Another set of surreptitious communications came from a longtime associate of Manafort’s whom the special counsel had previously called “Person A.” We now know that person is Konstantin Kilimnik, a longtime business associate of Manafort’s who’s been called his protégé.

Mueller claims that in February and April of this year, Kilimnik repeatedly tried to contact the two PR firm principals, on behalf of someone he called “my friend P.” This person also tried to emphasize Manafort’s message that the Hapsburg group “never lobbied in the US.”

The second PR firm principal, “Person D2,” also told the FBI that he knew this wasn’t true, and that the Hapbsurg group did in fact lobby in the US.
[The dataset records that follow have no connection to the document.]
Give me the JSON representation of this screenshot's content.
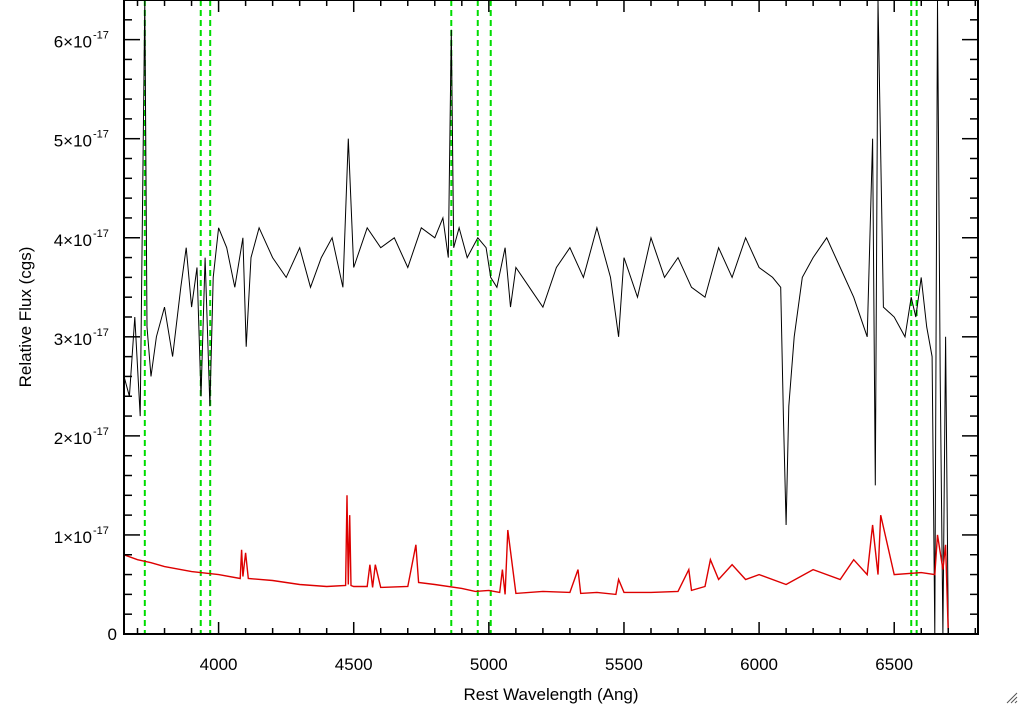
{
  "chart_data": {
    "type": "line",
    "title": "",
    "xlabel": "Rest Wavelength (Ang)",
    "ylabel": "Relative Flux (cgs)",
    "xlim": [
      3650,
      6810
    ],
    "ylim": [
      0,
      6.4e-17
    ],
    "x_ticks": [
      {
        "value": 4000,
        "label": "4000"
      },
      {
        "value": 4500,
        "label": "4500"
      },
      {
        "value": 5000,
        "label": "5000"
      },
      {
        "value": 5500,
        "label": "5500"
      },
      {
        "value": 6000,
        "label": "6000"
      },
      {
        "value": 6500,
        "label": "6500"
      }
    ],
    "y_ticks": [
      {
        "value": 0,
        "label": "0",
        "exp": ""
      },
      {
        "value": 1e-17,
        "label": "1×10",
        "exp": "-17"
      },
      {
        "value": 2e-17,
        "label": "2×10",
        "exp": "-17"
      },
      {
        "value": 3e-17,
        "label": "3×10",
        "exp": "-17"
      },
      {
        "value": 4e-17,
        "label": "4×10",
        "exp": "-17"
      },
      {
        "value": 5e-17,
        "label": "5×10",
        "exp": "-17"
      },
      {
        "value": 6e-17,
        "label": "6×10",
        "exp": "-17"
      }
    ],
    "grid": false,
    "series": [
      {
        "color": "#000000",
        "x": [
          3650,
          3670,
          3690,
          3710,
          3727,
          3735,
          3750,
          3770,
          3800,
          3830,
          3860,
          3880,
          3900,
          3920,
          3935,
          3950,
          3968,
          3980,
          4000,
          4030,
          4060,
          4090,
          4102,
          4120,
          4150,
          4200,
          4250,
          4300,
          4340,
          4380,
          4420,
          4460,
          4480,
          4500,
          4550,
          4600,
          4650,
          4700,
          4750,
          4800,
          4830,
          4850,
          4861,
          4870,
          4890,
          4920,
          4959,
          4990,
          5007,
          5030,
          5060,
          5080,
          5100,
          5150,
          5200,
          5250,
          5300,
          5350,
          5400,
          5450,
          5480,
          5500,
          5550,
          5600,
          5650,
          5700,
          5750,
          5800,
          5850,
          5900,
          5950,
          6000,
          6050,
          6080,
          6090,
          6100,
          6110,
          6130,
          6160,
          6200,
          6250,
          6300,
          6350,
          6400,
          6420,
          6430,
          6440,
          6460,
          6500,
          6540,
          6563,
          6580,
          6600,
          6620,
          6640,
          6650,
          6660,
          6670,
          6680,
          6690,
          6700
        ],
        "y": [
          2.6e-17,
          2.4e-17,
          3.2e-17,
          2.2e-17,
          6.8e-17,
          3.1e-17,
          2.6e-17,
          3e-17,
          3.3e-17,
          2.8e-17,
          3.5e-17,
          3.9e-17,
          3.3e-17,
          3.7e-17,
          2.4e-17,
          3.8e-17,
          2.3e-17,
          3.6e-17,
          4.1e-17,
          3.9e-17,
          3.5e-17,
          4e-17,
          2.9e-17,
          3.8e-17,
          4.1e-17,
          3.8e-17,
          3.6e-17,
          3.9e-17,
          3.5e-17,
          3.8e-17,
          4e-17,
          3.5e-17,
          5e-17,
          3.7e-17,
          4.1e-17,
          3.9e-17,
          4e-17,
          3.7e-17,
          4.1e-17,
          4e-17,
          4.2e-17,
          3.8e-17,
          6.1e-17,
          3.9e-17,
          4.1e-17,
          3.8e-17,
          4e-17,
          3.9e-17,
          3.6e-17,
          3.5e-17,
          3.9e-17,
          3.3e-17,
          3.7e-17,
          3.5e-17,
          3.3e-17,
          3.7e-17,
          3.9e-17,
          3.6e-17,
          4.1e-17,
          3.6e-17,
          3e-17,
          3.8e-17,
          3.4e-17,
          4e-17,
          3.6e-17,
          3.8e-17,
          3.5e-17,
          3.4e-17,
          3.9e-17,
          3.6e-17,
          4e-17,
          3.7e-17,
          3.6e-17,
          3.5e-17,
          2.2e-17,
          1.1e-17,
          2.3e-17,
          3e-17,
          3.6e-17,
          3.8e-17,
          4e-17,
          3.7e-17,
          3.4e-17,
          3e-17,
          5e-17,
          1.5e-17,
          6.6e-17,
          3.3e-17,
          3.2e-17,
          3e-17,
          3.4e-17,
          3.2e-17,
          3.6e-17,
          3.1e-17,
          2.8e-17,
          0.0,
          6.6e-17,
          2.6e-17,
          0.0,
          3e-17,
          0.0
        ]
      },
      {
        "color": "#dd0000",
        "x": [
          3650,
          3700,
          3750,
          3800,
          3900,
          4000,
          4080,
          4085,
          4090,
          4100,
          4110,
          4200,
          4300,
          4400,
          4470,
          4475,
          4480,
          4485,
          4490,
          4500,
          4550,
          4560,
          4570,
          4580,
          4600,
          4700,
          4730,
          4740,
          4800,
          4900,
          4950,
          5000,
          5040,
          5050,
          5060,
          5070,
          5100,
          5200,
          5300,
          5330,
          5340,
          5400,
          5470,
          5480,
          5500,
          5600,
          5700,
          5740,
          5750,
          5800,
          5820,
          5850,
          5900,
          5950,
          6000,
          6100,
          6200,
          6300,
          6350,
          6400,
          6420,
          6440,
          6450,
          6500,
          6600,
          6650,
          6660,
          6680,
          6690,
          6700,
          6810
        ],
        "y": [
          8e-18,
          7.5e-18,
          7.2e-18,
          6.8e-18,
          6.3e-18,
          6e-18,
          5.6e-18,
          8.5e-18,
          5.8e-18,
          8.2e-18,
          5.6e-18,
          5.4e-18,
          5e-18,
          4.8e-18,
          4.9e-18,
          1.4e-17,
          5e-18,
          1.2e-17,
          4.9e-18,
          4.8e-18,
          4.8e-18,
          7e-18,
          4.7e-18,
          7e-18,
          4.7e-18,
          4.8e-18,
          9e-18,
          5.2e-18,
          5e-18,
          4.6e-18,
          4.3e-18,
          4.4e-18,
          4.2e-18,
          6.5e-18,
          4e-18,
          1.05e-17,
          4.1e-18,
          4.3e-18,
          4.2e-18,
          6.5e-18,
          4.1e-18,
          4.2e-18,
          4e-18,
          5.5e-18,
          4.2e-18,
          4.2e-18,
          4.3e-18,
          6.5e-18,
          4.4e-18,
          4.8e-18,
          7.5e-18,
          5.5e-18,
          7e-18,
          5.5e-18,
          6e-18,
          5e-18,
          6.5e-18,
          5.5e-18,
          7.5e-18,
          6e-18,
          1.1e-17,
          6e-18,
          1.2e-17,
          6e-18,
          6.2e-18,
          6e-18,
          1e-17,
          6.5e-18,
          9e-18,
          0.0,
          0.0
        ]
      }
    ],
    "reference_lines": {
      "color": "#00dd00",
      "style": "dashed",
      "x": [
        3727,
        3934,
        3969,
        4861,
        4959,
        5007,
        6563,
        6583
      ]
    }
  }
}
That was the period between Manafort's and Gates's indictments and the release, 27 April, of the House Intelligence Committee report on Russian active measures in the 2016 election (Devin Nunes, chairman, and no Democrat on the committee endorsed the report). June is when that indictment was issued, and I guess it was shortly after that that Kilimnik fled from Ukraine to Russia, with or without prosecutor Lutsenko's assistance. Oh, and when House Intelligence was questioning Robert Mueller in July 2019, Nunes tried to get him to explain why the Report said Kilimnik "had ties to Russian intelligence", and Mueller refused to answer (it's at around 2:04). What I mean to say is, I don't have a clue, but Nunes (and his deputy John Ratcliffe, later Trump's second Director of National Intelligence) is in it too. And I still don't have a clue what Kilimnik is suspected of with reference to the 2020 election.
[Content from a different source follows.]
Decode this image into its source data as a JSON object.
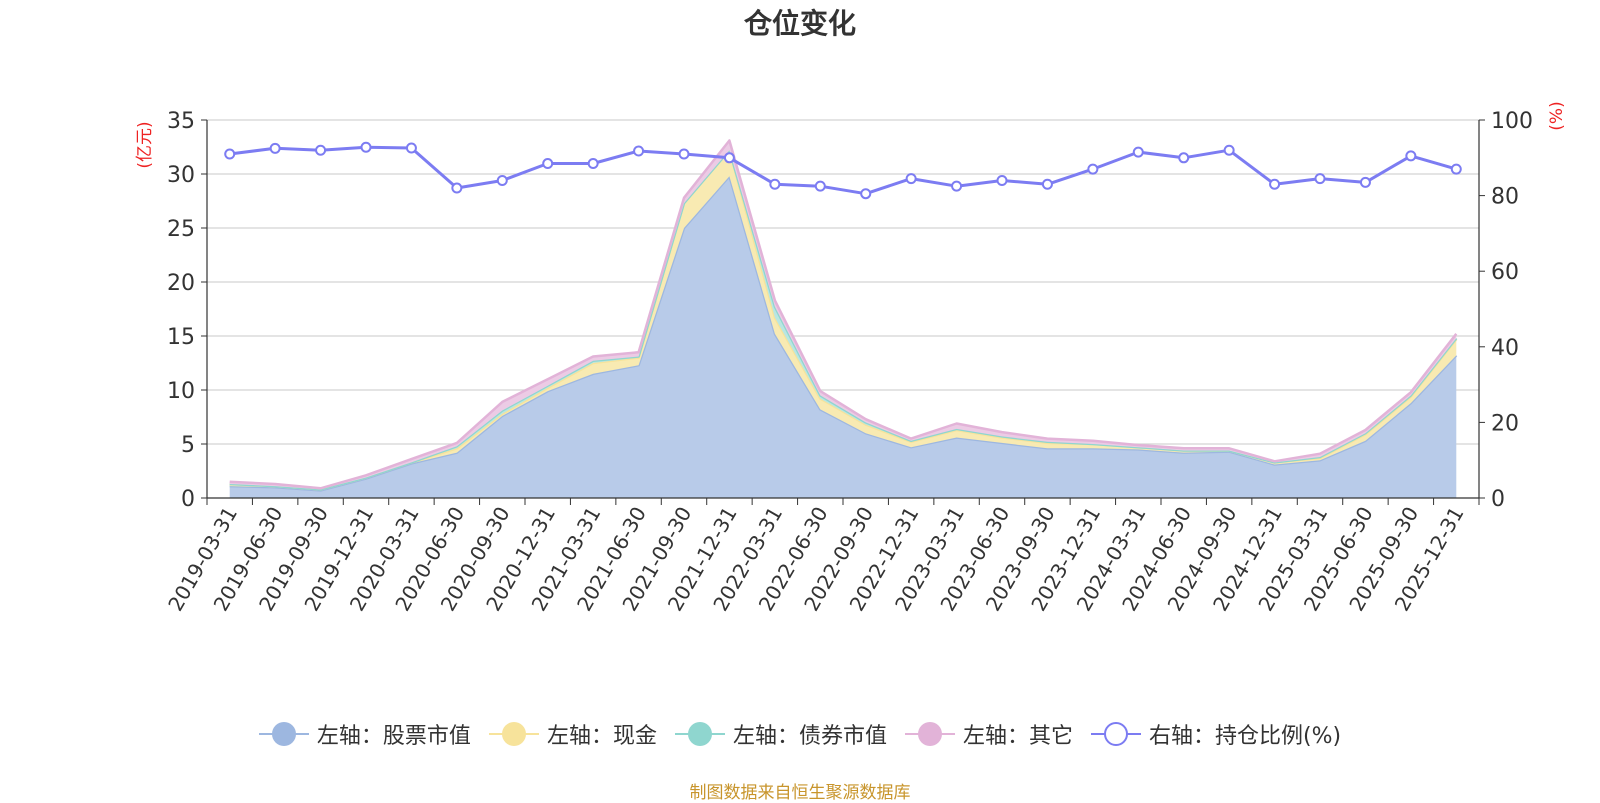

The Internet Research Agency, now known as Lakhta Internet Research, is back as well, meanwhile, doing the same stuff as if was doing in 2016:

And so is Giuliani, obviously. And Junior (speaking of allegations of social media censorship). And the noise machine in general, which kept up this idiocy so long and so frantically, in much the same way as they conducted themselves in the 2016 election, in the endless search for "dirt", the amplification of whatever garbage they find through Twitter and Facebook, the louche associations where you can never quite see who's making a deal with whom, and the constant theme, which you'd think wouldn't be central to a US election, of dumping on independent Ukraine and justifying Russia's activity there. It's all been one campaign, from 2014 until now, and much of what we thought about 2016, and the activities of Manafort and Stone and Junior and Nunes and Big Donald himself, is clearly true.

Call me a sucker, and you won't be wrong, but I can't stop myself from thinking if the intelligence community is now willing to go this far it has to be willing to go just that little step further and let some of it get prosecuted.


Emptywheel explains why this document was written (for the Trump administration, as required by Trump's own executive order in September 2018, which was meant to stop Congress from mandating sanctions on Russia by proposing that he'd lay on the sanctions himself if Russia interfered with 2020 elections, which he of course didn't do. The declassified version seems to be a gift from the Biden administration's DNI, Avril Haines—at least I can't find any place in Executive Order 13848(1)(b) requiring it, as the report's cover letter seems to suggest I should—and meant to prepare us for whatever sanctions they impose.

She also notes that the report associates Kilimnik for the first time with the Russian FSB, Federal Security Service, which is responsible for counterintelligence, and is also linked to our old pals Oleg Deripaska and Natalya Veselnitskaya; while previous reports linked him to the military-intelligence agency GRU (of which he is probably a veteran himself), which was the agency that hacked the Democratic National Committee. Bafflingly, in comments she claims Kilimnik is living in Ukraine rather than Russia (he went to Russia in 2018 after his US indictment, because Ukraine and US have an extradition treaty).